Nos objets sont divers : la construction d’une idéologie, son inscription dans des textes, les choix politiques qu’elle postule, les tensions qui la parcourent, et les institutions qu’elle travaille. Et ceci pour en rester à ce que l’on appelait traditionnellement l’histoire des idées, mais plus strictement définie et rénovée dans ses questionnements.

L’enquête vaste et très précise menée par Pascale Pellerin apporte nombre de découvertes, et met à mal quelques idées reçues sur le statut des Lumières durant l’Occupation.
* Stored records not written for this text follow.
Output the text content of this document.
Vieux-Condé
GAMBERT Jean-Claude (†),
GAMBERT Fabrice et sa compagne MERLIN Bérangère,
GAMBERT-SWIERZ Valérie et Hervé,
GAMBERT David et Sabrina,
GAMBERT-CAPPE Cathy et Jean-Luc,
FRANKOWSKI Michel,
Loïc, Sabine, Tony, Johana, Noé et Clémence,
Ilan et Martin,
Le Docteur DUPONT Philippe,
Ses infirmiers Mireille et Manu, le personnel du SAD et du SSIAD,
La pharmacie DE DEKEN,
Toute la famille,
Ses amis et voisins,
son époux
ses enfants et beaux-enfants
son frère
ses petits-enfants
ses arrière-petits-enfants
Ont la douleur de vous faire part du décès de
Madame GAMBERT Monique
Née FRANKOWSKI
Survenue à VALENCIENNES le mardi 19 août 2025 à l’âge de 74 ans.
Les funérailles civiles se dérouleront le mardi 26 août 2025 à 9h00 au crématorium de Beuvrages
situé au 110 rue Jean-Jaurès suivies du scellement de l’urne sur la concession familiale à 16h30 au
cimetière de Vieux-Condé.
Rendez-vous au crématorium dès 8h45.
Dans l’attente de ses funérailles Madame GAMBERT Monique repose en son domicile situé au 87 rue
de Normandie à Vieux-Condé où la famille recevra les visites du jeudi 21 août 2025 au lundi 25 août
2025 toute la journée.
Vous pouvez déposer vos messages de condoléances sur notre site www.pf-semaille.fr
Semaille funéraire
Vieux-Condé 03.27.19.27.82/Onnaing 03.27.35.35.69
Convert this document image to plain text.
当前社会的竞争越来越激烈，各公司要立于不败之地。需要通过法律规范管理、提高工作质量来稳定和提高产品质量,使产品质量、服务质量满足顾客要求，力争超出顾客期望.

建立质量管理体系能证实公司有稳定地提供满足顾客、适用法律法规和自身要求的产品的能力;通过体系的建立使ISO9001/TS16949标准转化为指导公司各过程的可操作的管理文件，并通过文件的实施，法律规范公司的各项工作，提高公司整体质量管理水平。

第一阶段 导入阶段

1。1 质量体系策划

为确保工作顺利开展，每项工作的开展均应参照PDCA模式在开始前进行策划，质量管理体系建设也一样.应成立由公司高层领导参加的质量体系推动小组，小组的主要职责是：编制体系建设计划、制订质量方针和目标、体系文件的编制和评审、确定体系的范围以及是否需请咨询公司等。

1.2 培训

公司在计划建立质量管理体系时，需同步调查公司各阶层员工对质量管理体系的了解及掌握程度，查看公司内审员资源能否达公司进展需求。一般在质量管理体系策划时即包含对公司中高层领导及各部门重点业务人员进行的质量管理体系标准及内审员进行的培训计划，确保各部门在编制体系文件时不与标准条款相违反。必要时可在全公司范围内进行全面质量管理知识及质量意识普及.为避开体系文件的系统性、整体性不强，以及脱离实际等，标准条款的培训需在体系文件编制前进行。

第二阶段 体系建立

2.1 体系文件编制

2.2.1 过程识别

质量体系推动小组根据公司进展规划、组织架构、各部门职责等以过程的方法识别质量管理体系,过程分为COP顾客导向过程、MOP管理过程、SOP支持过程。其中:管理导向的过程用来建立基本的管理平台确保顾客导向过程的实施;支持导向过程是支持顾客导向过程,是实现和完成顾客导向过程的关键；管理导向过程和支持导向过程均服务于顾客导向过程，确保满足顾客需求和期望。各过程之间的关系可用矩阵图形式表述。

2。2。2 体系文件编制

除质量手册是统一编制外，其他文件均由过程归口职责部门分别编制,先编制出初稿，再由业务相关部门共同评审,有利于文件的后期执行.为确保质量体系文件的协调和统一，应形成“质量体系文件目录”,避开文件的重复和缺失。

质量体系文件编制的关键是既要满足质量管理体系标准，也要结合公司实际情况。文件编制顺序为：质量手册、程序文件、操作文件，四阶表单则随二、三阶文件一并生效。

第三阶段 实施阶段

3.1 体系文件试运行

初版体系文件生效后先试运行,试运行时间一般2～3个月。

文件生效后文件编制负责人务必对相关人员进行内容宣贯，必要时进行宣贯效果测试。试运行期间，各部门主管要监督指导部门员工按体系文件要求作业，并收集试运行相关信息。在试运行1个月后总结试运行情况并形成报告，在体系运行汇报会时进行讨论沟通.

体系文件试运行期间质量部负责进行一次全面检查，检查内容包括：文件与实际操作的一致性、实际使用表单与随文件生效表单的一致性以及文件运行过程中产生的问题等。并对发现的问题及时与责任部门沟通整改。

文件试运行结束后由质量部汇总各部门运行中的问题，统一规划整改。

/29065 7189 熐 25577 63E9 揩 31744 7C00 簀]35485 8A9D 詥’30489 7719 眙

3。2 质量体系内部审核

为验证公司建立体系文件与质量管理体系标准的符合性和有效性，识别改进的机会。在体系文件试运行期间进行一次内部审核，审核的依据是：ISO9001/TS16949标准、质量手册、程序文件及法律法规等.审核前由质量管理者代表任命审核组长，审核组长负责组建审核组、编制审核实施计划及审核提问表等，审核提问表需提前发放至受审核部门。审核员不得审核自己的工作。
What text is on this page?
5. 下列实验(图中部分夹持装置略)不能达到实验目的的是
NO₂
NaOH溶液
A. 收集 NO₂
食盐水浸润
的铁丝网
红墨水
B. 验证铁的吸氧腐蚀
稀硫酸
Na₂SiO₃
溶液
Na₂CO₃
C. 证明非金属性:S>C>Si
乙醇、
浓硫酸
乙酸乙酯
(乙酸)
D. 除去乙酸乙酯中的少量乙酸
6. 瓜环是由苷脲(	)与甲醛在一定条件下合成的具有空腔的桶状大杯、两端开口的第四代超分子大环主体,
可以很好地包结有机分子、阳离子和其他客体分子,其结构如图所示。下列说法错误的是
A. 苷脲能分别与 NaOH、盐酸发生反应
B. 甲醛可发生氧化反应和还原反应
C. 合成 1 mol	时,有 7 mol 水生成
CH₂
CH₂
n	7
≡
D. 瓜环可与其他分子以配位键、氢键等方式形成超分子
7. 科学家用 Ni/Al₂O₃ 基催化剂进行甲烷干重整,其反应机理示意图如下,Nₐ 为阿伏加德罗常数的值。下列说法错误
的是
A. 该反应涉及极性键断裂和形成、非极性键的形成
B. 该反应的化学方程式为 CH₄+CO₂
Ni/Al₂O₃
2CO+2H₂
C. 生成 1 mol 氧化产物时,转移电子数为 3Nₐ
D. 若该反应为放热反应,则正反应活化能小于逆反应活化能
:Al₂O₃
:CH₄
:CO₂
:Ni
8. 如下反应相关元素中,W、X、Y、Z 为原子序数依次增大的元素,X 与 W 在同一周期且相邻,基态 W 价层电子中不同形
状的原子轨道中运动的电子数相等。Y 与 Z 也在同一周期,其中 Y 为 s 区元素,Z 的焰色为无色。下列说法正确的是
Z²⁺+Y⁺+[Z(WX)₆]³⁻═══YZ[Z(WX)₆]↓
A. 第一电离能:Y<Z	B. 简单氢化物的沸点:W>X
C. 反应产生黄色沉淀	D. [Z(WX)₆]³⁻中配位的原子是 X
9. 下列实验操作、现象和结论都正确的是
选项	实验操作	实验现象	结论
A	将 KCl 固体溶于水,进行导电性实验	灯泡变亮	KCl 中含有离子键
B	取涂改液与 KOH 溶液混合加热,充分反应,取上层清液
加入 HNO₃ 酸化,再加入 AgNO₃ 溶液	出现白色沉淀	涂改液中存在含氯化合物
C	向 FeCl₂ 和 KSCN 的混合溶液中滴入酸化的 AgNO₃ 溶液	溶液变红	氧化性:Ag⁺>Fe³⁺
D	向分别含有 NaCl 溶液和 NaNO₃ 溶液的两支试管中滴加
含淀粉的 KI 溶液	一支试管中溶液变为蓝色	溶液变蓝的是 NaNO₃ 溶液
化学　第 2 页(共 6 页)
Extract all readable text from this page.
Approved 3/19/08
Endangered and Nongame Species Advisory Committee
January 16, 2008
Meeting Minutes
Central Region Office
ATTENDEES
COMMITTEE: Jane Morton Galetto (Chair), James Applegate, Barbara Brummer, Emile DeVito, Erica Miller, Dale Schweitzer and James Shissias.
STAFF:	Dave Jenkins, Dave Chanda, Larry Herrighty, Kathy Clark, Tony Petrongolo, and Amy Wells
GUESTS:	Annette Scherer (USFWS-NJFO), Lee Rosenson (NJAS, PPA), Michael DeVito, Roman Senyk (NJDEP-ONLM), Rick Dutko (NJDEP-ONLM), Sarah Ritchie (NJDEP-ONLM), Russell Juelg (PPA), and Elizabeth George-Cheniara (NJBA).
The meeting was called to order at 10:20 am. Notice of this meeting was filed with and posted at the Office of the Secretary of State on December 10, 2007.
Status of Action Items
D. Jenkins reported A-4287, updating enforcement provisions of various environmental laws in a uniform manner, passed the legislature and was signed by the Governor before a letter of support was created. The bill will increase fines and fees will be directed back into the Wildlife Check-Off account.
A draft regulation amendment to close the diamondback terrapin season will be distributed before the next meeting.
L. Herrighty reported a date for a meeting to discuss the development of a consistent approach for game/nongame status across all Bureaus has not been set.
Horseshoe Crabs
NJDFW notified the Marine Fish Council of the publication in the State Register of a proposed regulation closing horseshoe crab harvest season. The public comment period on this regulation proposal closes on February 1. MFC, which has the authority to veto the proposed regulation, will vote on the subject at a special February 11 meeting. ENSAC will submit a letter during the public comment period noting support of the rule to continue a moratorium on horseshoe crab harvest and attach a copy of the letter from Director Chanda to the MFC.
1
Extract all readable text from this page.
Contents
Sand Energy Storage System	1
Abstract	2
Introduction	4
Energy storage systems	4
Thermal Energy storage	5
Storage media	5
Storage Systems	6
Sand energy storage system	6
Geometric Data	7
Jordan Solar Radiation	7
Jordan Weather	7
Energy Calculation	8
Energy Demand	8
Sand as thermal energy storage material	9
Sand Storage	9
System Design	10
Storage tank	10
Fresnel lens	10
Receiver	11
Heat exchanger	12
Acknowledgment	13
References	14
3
Je préfère le terme Occupation à l’expression « années noires », qui semble exclure du champ parcouru la Résistance, pourtant présente pour un tiers dans les analyses de Pascale Pellerin. Une idée reçue, soigneusement entretenue dans la France libérée par les courants progressistes, voulait que les milieux collaborateurs, maréchalistes ou non, avaient violemment dénoncé les Lumières, définies comme un adversaire à combattre en priorité. Une exception était faite pour Rousseau qu’on avait utilisé dans l’idéologie des Chantiers de jeunesse comme un partisan avéré du retour à la Terre, un défenseur de la famille et de la soumission des femmes à l’ordre paternel. Mais pour les autres, un total oubli ou la dénonciation d’un détournement, dont l’essai d’Henri Labroue, Voltaire antijuif de 1943, offrait une parfaite illustration. Ce qui n’empêche pas que la question de l’antisémitisme de Voltaire (et non seulement de son antijudaïsme) demeure pour moi, aujourd’hui encore, posée. Et ce, malgré l’analyse à laquelle se livre Pascale Pellerin sur les manipulations (ajouts et reconstructions du texte) que le triste Labroue a fait subir aux textes voltairiens.

L’enquête, irréprochable, menée par Pascale Pellerin a le mérite de remettre en mémoire quelques données essentielles, souvent passées sous silence. Les listes de livres soumis à la censure par les autorités allemandes dès 1940 (Bernhard) et après l’invasion de l’URSS (Otto) ne mettent à l’index aucune œuvre du XVIIIe siècle. Elles n’empêchèrent aucune réédition. Avec des cas étonnants. Ainsi Maurice Halbwachs, qui devait mourir à Buchenwald (responsable de la Ligue des droits de l’homme et socialiste) donne en 1943 une édition du Contrat social, que dénonçait la Collaboration la plus exigeante, avant que ses partisans les plus radicaux comme Déat en fasse une des sources du national-socialisme. Les faits, toujours aussi têtus, rapportés ici, nous rappellent qu’il y eut des dix-huitièmistes résistants, et plus encore que la Résistance présenta une défense et illustration des Lumières. Mais si Raymond Naves, éminent spécialiste de Voltaire, mourut en déportation, ce ne fut pas par la faute de ce même Voltaire, mais pour son action résistante. Retenons que contrairement à la légende glorieuse, dont il a été drapé, le dix-huitièmisme ne s’est pas mal porté durant les années noires. On ne cessa de publier et même republier (La Religieuse) les textes des philosophes. Les œuvres des hommes des Lumières n’ont pas été expulsés des programmes universitaires. Ils furent l’objet de nombreux débats dans les revues de la Collaboration. Jamais peut-être on ne leur prêta une telle attention.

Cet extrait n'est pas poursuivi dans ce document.